Alguns hábitos madeirenses causavam-lhe muita estranheza, designadamente, por exemplo, o tumulto que precedia a entrada para a missa e que lhe merece um comentário: “Foi preciso decorrerem muitos domingos para me convencesse que não concorria a uma feira”. A antroponímia não lhe fica atrás: “As famílias locais têm-se casado tanto entre si que quase todas são mais ou menos aparentadas; e como não se regulam rigorosamente pelo nome materno ou paterno, e os irmãos usam apelidos diferentes, precisa-se de longa permanência aqui para destrinçar esta embrulhada”.
Aos seus olhos educados de inglesa de classe alta, a arte madeirense parecia, de modo geral, má. Depois de opinar que nas casas os quadros são raros, afirma que os “que existem são tão maus que mais valia retirá-los”, enquanto considera a igreja do Colégio cheia de “horríveis pinturas toscas”. Por outro lado, porém, a natureza da Ilha deslumbra-a. Em visita ao Rabaçal, depara-se com a levada do Risco e descreve-a assim: “Eu olhei para cima e senti-me como nunca mais me poderei voltar a sentir. Uma rocha alta, alta e côncava semicircular e um verde mais verde que qualquer um dos demais (…) A rocha é tão alta que na borda da mesma, ao olharmos para cima, esta senta-se contra o céu azul claro como se nele descansasse; enquanto a quietude perfeita de tudo ao redor (…) se combina para produzir uma sensação de intensa admiração - Eu deveria antes chamar-lhe Uau!”.
Quanto às pessoas vê-as de diferentes formas. Enquanto se espanta com a subserviência do feitor do marido que avançou para ela, “curvando-se até o chão” e lhe “abraçou os joelhos” ficando nessa atitude “à espera que lhe afagasse a cabeça”, considera os criados “invariavelmente corteses e bem-humorados. Têm o costume simpático de dizer “bom dia” e perguntar se se passou bem a noite”.
A alimentação também a surpreende, sobretudo os peixes, sobre os quais tece alguns comentários que hoje podem admirar. Do gaiado, por exemplo, que acha “asqueroso” e do atum, afirma que “estas duas espécies são raramente comidas por pessoas que não sejam pobres”. Já a espada é descrita como “um congro achatado ou uma serpente de lata feita para um catavento. Dizem que é bom de comer”. Outras vezes, contudo, a surpresa é pela afirmativa: “A canja portuguesa não é aquela coisa aguada a que em Inglaterra dão esse nome; é uma espécie de sustância (sic) de galinha, de gosto muito agradável”.

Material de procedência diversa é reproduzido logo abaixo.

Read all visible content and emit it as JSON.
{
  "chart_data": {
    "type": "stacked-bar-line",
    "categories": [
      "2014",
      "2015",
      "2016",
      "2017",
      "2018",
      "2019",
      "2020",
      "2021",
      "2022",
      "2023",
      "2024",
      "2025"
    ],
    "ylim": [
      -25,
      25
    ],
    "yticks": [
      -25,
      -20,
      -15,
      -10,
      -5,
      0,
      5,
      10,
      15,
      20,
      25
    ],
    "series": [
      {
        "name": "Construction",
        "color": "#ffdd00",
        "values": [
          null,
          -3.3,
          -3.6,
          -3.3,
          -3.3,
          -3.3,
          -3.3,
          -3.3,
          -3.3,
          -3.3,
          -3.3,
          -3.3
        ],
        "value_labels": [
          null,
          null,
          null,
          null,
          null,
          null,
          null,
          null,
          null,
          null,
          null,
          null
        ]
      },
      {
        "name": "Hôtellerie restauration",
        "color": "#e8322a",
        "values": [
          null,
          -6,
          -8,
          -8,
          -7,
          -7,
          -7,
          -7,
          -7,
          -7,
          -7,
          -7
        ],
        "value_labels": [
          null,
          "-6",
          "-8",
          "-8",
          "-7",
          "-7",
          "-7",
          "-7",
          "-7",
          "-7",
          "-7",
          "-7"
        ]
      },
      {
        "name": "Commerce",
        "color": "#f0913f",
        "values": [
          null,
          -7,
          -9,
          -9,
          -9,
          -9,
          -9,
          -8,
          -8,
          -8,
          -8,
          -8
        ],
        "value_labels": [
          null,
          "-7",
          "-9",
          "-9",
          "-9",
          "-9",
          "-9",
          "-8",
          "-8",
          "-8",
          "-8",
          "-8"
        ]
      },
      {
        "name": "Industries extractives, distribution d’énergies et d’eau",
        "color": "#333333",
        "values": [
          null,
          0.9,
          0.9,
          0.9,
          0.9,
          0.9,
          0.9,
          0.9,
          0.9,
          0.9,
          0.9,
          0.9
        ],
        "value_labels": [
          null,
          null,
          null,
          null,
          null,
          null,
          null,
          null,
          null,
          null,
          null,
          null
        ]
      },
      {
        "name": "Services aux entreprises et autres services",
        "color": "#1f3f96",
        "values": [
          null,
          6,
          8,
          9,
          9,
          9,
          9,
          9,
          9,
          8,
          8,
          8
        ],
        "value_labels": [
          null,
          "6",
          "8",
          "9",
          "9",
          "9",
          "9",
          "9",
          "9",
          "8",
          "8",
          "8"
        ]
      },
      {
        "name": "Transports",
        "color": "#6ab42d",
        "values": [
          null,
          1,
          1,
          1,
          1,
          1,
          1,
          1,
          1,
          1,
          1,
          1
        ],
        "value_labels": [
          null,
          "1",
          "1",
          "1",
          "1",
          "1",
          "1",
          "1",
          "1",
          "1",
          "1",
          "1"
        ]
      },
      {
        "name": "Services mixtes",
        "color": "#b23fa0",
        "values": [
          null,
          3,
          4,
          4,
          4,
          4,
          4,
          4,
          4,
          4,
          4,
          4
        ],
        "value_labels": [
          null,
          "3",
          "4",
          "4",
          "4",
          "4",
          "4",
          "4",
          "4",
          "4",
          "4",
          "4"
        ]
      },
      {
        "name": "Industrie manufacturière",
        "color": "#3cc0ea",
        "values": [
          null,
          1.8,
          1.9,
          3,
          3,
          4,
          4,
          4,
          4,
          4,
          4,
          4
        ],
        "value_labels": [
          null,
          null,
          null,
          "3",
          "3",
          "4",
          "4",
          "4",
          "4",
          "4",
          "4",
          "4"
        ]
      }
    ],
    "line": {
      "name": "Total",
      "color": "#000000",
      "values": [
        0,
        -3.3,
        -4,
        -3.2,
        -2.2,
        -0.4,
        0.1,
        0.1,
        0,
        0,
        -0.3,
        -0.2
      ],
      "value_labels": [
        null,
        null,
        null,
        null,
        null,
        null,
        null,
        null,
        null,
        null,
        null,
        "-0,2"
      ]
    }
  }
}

E assim se poderia continuar por muito tempo, assinalando os comentários de estranheza, regozijo, deslumbramento, crítica, apreço, enfim, de todas as emoções que a Madeira despertou nesta inglesa e que, curiosamente, também servem para dar informações sobre a Madeira que não se encontram em qualquer outro lado.
Na impossibilidade de aqui dar uma visão completa de tudo quanto este documento encerra, fica uma recomendação: leiam-no.